Der Stil der Saarbrücker Regierungschefin lasse von bürgerlichen Werten nichts mehr erkennen, sagte Luksic mit Blick auf den 6. Januar. Kramp-Karrenbauer hatte an diesem Tag die Koalition aus CDU, FDP und Grünen aufgekündigt. Als Grund hatte die Christdemokratin die wiederholten Personalquerelen innerhalb der FDP genannt.
Luksic übte in Orscholz auch Selbstkritik: "Wir haben zahlreiche Fehler gemacht und unsere Außendarstellung war nicht immer optimal", räumte er ein. Entsprechend schwierig sei nun die Ausgangsposition für seine Partei. Allerdings habe Kramp-Karrenbauer schon länger auf eine große Koalition hingearbeitet, sich dabei aber "verzockt". Der 32-Jährige warf der CDU "jahrelange Misswirtschaft und Vetternwirtschaft" vor.
Seine Partei sei als liberales Korrektiv in der Landespolitik unverzichtbar. Ansonsten drohe dem Saarland eine "Koalition aus zwei sozialdemokratischen Parteien mit einer Opposition nur von links", warnte der FDP-Spitzenkandidat in einer kämpferischen Rede, die von den Liberalen mit stehendem Applaus gefeiert wurde.

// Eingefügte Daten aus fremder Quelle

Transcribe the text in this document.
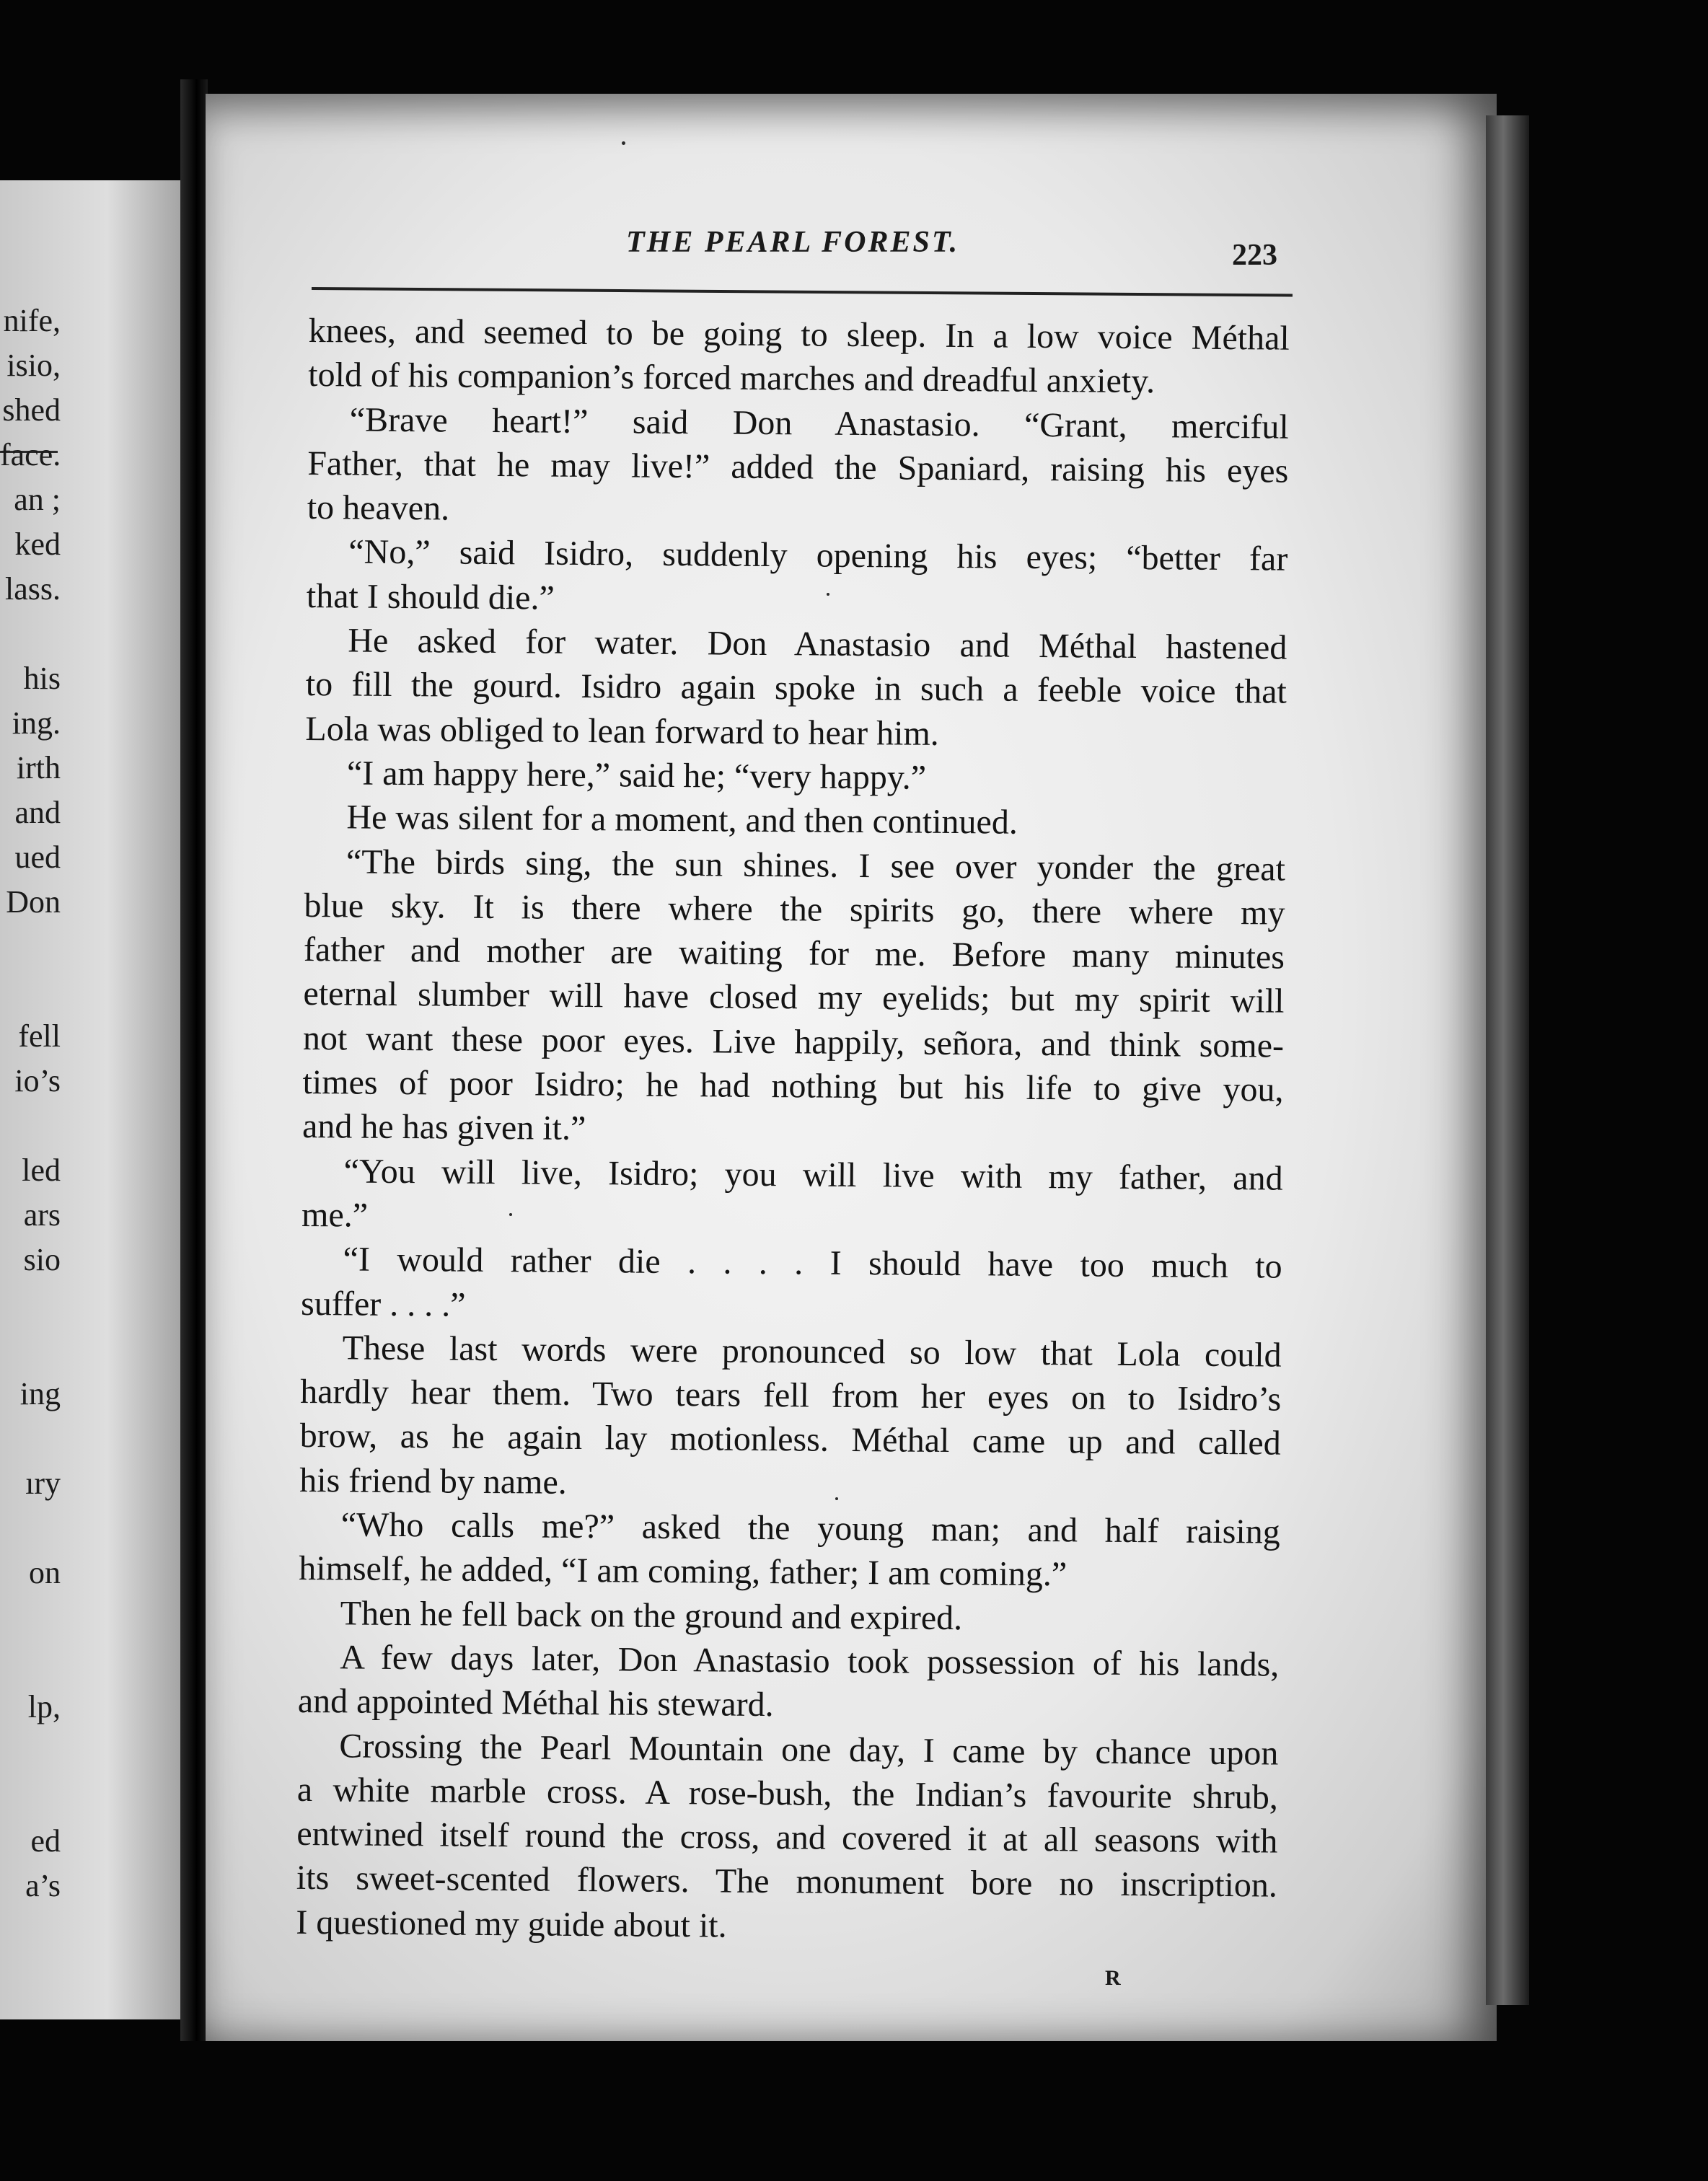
nife,
isio,
shed
face.
an ;
ked
lass.
his
ing.
irth
and
ued
Don
fell
io’s
led
ars
sio
ing
ıry
on
lp,
ed
a’s
THE PEARL FOREST.	223
knees, and seemed to be going to sleep. In a low voice Méthal
told of his companion’s forced marches and dreadful anxiety.
“Brave heart!” said Don Anastasio. “Grant, merciful
Father, that he may live!” added the Spaniard, raising his eyes
to heaven.
“No,” said Isidro, suddenly opening his eyes; “better far
that I should die.”
He asked for water. Don Anastasio and Méthal hastened
to fill the gourd. Isidro again spoke in such a feeble voice that
Lola was obliged to lean forward to hear him.
“I am happy here,” said he; “very happy.”
He was silent for a moment, and then continued.
“The birds sing, the sun shines. I see over yonder the great
blue sky. It is there where the spirits go, there where my
father and mother are waiting for me. Before many minutes
eternal slumber will have closed my eyelids; but my spirit will
not want these poor eyes. Live happily, señora, and think some-
times of poor Isidro; he had nothing but his life to give you,
and he has given it.”
“You will live, Isidro; you will live with my father, and
me.”
“I would rather die . . . . I should have too much to
suffer . . . .”
These last words were pronounced so low that Lola could
hardly hear them. Two tears fell from her eyes on to Isidro’s
brow, as he again lay motionless. Méthal came up and called
his friend by name.
“Who calls me?” asked the young man; and half raising
himself, he added, “I am coming, father; I am coming.”
Then he fell back on the ground and expired.
A few days later, Don Anastasio took possession of his lands,
and appointed Méthal his steward.
Crossing the Pearl Mountain one day, I came by chance upon
a white marble cross. A rose-bush, the Indian’s favourite shrub,
entwined itself round the cross, and covered it at all seasons with
its sweet-scented flowers. The monument bore no inscription.
I questioned my guide about it.
R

Schützenhilfe erhielt die Saar-FDP am Sonntag von Wolfgang Kubicki. Der FDP-Fraktionschef im Kieler Landtag warf Kramp-Karrenbauer Ahnungslosigkeit vor. Die Art und Weise, wie die Ministerpräsidentin den Koalitionsbruch vollzogen habe, sei "unwürdig, stillos und perfide" gewesen.
Während Luksic mit deutlichem Ergebnis auf Platz Eins gesetzt wurde und die Saarbrücker Kommunalpolitikerin Nathalie Zimmer auf Platz Zwei ins Rennen geht, gab es um den dritten Listenplatz eine Kampfkandidatur. Als einziges Mitglied der aktuellen Landtagsfraktion war Karl-Josef Jochem angetreten. Doch der 59-jährige Landtagsvizepräsident zog bereits im ersten Wahlgang den Kürzeren gegen zwei jüngere Mitbewerber.
Auf Platz 3 tritt nun Tobias Raab, Landesvorsitzender der Jungen Liberalen, an. Vierter auf der Landesliste ist Peter Schneider, Platz 5 besetzt Joachim Kiefaber. Sämtliche Umfragen der vergangenen Wochen sehen die saarländische FDP derzeit deutlich unter fünf Prozent. Luksic nannte vor diesem Hintergrund das Ziel, wieder in den Landtag einzuziehen, "eine sportliche Herausforderung".